Mechanism of inhibitory actions of minocycline and doxycycline on ascitic fluid production induced by mouse fibrosarcoma cells.

作者信息

Wakai K, Ohmura E, Satoh T, Murakami H, Isozaki O, Emoto N, Demura H, Shizume K, Tsushima T

机构信息

Institute for Growth Science, Tokyo Women's Medical College, Japan.

出版信息

Life Sci. 1994;54(11):703-9. doi: 10.1016/0024-3205(94)90158-9.

DOI:10.1016/0024-3205(94)90158-9
PMID:8107519
Abstract

Semisynthetic tetracyclines (TCNs) are used for the management of malignant pleural effusions as sclerosing agents. However, their precise mechanism of actions are uncertain. In the present study, the mechanism of inhibitory effects of minocycline (MINO) and doxycycline (DOXY), on the accumulation of ascitic fluid induced by mouse fibrosarcoma (Meth-A) cells were investigated using male mice. Meth-A cells inoculated intraperitoneally elicited 2.5-4 ml of bloody ascites 10 days after implantation. The production of ascitic fluid was suppressed in a dose-related manner by daily intraperitoneal injections of MINO or DOXY, whereas vehicle (normal saline with 0.01N HCl) did not exert a significant effect. The inhibitory activity of these two substances was quite similar; one mg/mouse of MINO or DOXY inhibited the accumulation of fluid by 87% and 84%, respectively. The survival rate of Meth-A-bearing mice treated with MINO or DOXY was higher than that of the controls.

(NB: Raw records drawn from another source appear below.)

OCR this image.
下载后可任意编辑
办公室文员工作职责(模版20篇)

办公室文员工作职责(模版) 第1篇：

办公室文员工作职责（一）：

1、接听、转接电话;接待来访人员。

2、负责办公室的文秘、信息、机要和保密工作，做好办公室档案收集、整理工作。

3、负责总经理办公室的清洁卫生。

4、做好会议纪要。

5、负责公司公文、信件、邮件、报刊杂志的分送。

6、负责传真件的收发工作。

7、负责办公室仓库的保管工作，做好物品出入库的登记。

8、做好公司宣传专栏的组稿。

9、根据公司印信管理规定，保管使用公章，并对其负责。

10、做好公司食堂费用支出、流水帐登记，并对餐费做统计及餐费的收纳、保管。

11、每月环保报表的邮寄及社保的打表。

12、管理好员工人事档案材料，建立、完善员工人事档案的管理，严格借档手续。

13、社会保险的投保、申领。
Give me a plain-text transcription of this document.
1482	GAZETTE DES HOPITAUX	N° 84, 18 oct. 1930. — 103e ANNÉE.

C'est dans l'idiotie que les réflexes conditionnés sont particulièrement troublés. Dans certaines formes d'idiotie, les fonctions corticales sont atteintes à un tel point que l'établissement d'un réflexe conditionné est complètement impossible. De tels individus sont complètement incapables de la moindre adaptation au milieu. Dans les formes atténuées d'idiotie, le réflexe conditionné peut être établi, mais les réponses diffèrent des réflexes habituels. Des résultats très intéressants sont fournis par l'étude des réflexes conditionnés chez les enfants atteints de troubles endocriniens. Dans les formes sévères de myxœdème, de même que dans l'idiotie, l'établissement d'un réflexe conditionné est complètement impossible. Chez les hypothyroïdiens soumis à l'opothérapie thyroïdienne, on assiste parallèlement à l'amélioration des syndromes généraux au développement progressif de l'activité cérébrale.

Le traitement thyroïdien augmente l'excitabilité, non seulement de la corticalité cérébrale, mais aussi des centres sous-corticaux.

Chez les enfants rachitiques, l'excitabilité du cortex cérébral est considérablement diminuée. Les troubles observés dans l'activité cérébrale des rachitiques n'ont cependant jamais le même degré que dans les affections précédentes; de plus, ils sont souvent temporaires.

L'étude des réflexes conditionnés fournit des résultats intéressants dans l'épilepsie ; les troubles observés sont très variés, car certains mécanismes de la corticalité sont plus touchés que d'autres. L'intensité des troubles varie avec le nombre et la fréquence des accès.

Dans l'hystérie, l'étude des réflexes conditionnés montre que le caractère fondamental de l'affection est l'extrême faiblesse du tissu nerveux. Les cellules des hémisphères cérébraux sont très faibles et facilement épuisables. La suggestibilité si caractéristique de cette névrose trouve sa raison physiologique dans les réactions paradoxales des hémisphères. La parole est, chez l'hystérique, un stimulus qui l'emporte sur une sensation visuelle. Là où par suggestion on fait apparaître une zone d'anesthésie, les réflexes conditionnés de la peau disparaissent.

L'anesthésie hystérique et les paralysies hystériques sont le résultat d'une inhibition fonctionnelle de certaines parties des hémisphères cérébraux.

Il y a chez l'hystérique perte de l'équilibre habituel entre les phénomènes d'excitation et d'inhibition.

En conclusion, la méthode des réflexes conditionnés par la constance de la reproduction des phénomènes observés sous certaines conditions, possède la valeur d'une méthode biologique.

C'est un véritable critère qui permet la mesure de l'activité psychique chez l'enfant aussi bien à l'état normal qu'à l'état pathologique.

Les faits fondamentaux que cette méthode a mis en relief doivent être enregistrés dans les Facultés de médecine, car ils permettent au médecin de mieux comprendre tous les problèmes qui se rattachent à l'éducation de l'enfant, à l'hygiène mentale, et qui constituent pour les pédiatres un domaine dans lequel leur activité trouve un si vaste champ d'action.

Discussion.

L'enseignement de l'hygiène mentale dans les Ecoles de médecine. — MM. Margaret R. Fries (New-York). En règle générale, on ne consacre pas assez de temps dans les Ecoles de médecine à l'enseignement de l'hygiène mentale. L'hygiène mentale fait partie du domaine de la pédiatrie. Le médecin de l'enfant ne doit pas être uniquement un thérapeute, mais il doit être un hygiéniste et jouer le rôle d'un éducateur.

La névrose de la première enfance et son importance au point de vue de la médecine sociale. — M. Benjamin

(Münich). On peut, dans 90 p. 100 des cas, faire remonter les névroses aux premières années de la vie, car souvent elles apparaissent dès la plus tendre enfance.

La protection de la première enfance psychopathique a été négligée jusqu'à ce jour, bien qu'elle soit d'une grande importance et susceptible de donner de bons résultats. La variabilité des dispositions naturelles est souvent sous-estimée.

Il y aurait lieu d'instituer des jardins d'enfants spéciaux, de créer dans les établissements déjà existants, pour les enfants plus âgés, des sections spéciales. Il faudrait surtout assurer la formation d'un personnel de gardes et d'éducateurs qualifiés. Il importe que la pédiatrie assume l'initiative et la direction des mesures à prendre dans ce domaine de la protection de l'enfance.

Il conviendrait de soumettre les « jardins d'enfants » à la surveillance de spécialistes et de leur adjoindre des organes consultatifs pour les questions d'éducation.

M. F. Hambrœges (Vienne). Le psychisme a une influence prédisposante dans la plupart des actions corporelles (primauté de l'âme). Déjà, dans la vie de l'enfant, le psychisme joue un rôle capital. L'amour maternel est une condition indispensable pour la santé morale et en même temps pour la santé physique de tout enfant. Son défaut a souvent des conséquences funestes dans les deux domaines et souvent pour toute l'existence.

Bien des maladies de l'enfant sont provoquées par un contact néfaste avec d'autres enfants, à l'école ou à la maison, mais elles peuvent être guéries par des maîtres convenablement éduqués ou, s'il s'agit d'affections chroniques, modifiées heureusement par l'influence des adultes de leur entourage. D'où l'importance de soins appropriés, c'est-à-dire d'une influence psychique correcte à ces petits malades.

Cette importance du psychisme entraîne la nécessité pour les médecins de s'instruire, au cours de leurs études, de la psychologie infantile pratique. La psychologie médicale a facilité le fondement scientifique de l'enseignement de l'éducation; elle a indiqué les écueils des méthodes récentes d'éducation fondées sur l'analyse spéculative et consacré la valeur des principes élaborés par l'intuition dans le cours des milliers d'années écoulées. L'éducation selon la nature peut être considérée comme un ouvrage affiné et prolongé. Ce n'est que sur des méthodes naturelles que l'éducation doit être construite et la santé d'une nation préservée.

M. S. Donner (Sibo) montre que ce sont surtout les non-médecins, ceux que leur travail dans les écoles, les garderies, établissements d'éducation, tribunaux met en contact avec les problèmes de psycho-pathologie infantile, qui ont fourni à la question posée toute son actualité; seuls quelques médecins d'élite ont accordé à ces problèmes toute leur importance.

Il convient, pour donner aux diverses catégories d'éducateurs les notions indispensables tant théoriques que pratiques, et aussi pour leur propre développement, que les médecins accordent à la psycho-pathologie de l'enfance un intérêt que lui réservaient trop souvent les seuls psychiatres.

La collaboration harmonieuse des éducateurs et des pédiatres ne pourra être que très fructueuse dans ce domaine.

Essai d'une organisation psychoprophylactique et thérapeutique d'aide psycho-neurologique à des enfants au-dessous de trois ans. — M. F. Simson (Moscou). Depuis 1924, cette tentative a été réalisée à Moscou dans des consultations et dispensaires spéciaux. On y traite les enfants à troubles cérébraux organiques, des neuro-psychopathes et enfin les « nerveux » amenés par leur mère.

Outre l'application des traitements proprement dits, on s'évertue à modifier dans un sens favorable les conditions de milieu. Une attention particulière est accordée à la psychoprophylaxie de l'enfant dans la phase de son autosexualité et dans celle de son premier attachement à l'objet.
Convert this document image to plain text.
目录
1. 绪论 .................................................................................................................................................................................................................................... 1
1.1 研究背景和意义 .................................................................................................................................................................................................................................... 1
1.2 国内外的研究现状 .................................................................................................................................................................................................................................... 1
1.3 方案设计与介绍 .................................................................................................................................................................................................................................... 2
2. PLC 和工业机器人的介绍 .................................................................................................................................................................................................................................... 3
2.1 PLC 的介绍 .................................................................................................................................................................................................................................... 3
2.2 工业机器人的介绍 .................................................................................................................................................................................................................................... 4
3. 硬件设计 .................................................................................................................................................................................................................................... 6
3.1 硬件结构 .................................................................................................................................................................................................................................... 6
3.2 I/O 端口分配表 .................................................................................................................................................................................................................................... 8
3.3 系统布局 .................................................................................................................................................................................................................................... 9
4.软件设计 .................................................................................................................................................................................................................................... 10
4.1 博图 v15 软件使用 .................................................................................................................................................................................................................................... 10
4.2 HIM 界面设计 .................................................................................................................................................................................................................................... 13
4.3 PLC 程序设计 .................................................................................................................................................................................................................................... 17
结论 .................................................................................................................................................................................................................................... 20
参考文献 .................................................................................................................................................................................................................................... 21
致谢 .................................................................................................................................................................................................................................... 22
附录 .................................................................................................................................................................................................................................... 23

Macroscopic examination of the peritoneal cavity did not reveal any obvious effects, such as adhesions, in mice treated with either MINO or DOXY. In vitro studies showed that MINO and DOXY suppressed Meth-A cell growth with IC50s of 5 microM and 8 microM, respectively. Maximal suppression (95%) was achieved at MINO and DOXY concentrations of 25 microM. The above observations suggest that MINO and DOXY inhibit the accumulation of ascites by a direct effect on Meth-A cell growth. Therefore, it appears that TCNs injected into the pleural cavity to manage malignant effusions in man exert their activity, at least in part, by suppressing malignant cell growth.

摘要

半合成四环素(TCNs)作为硬化剂用于治疗恶性胸腔积液。然而,其确切的作用机制尚不清楚。在本研究中,使用雄性小鼠研究了米诺环素(MINO)和多西环素(DOXY)对小鼠纤维肉瘤(Meth-A)细胞诱导的腹水积聚的抑制作用机制。腹腔接种的Meth-A细胞在植入后10天可引起2.5 - 4毫升血性腹水。每天腹腔注射MINO或DOXY可剂量相关地抑制腹水产生,而赋形剂(含0.01N HCl的生理盐水)则无显著作用。这两种物质的抑制活性非常相似;每只小鼠1毫克的MINO或DOXY分别抑制液体积聚87%和84%。用MINO或DOXY治疗的荷Meth-A小鼠的存活率高于对照组。对用MINO或DOXY治疗的小鼠腹腔进行宏观检查未发现任何明显影响,如粘连。体外研究表明,MINO和DOXY分别以5 microM和8 microM的IC50抑制Meth-A细胞生长。在MINO和DOXY浓度为25 microM时达到最大抑制(95%)。上述观察结果表明,MINO和DOXY通过直接影响Meth-A细胞生长来抑制腹水积聚。因此,似乎注入胸腔以治疗人类恶性胸腔积液的TCNs至少部分通过抑制恶性细胞生长发挥其作用。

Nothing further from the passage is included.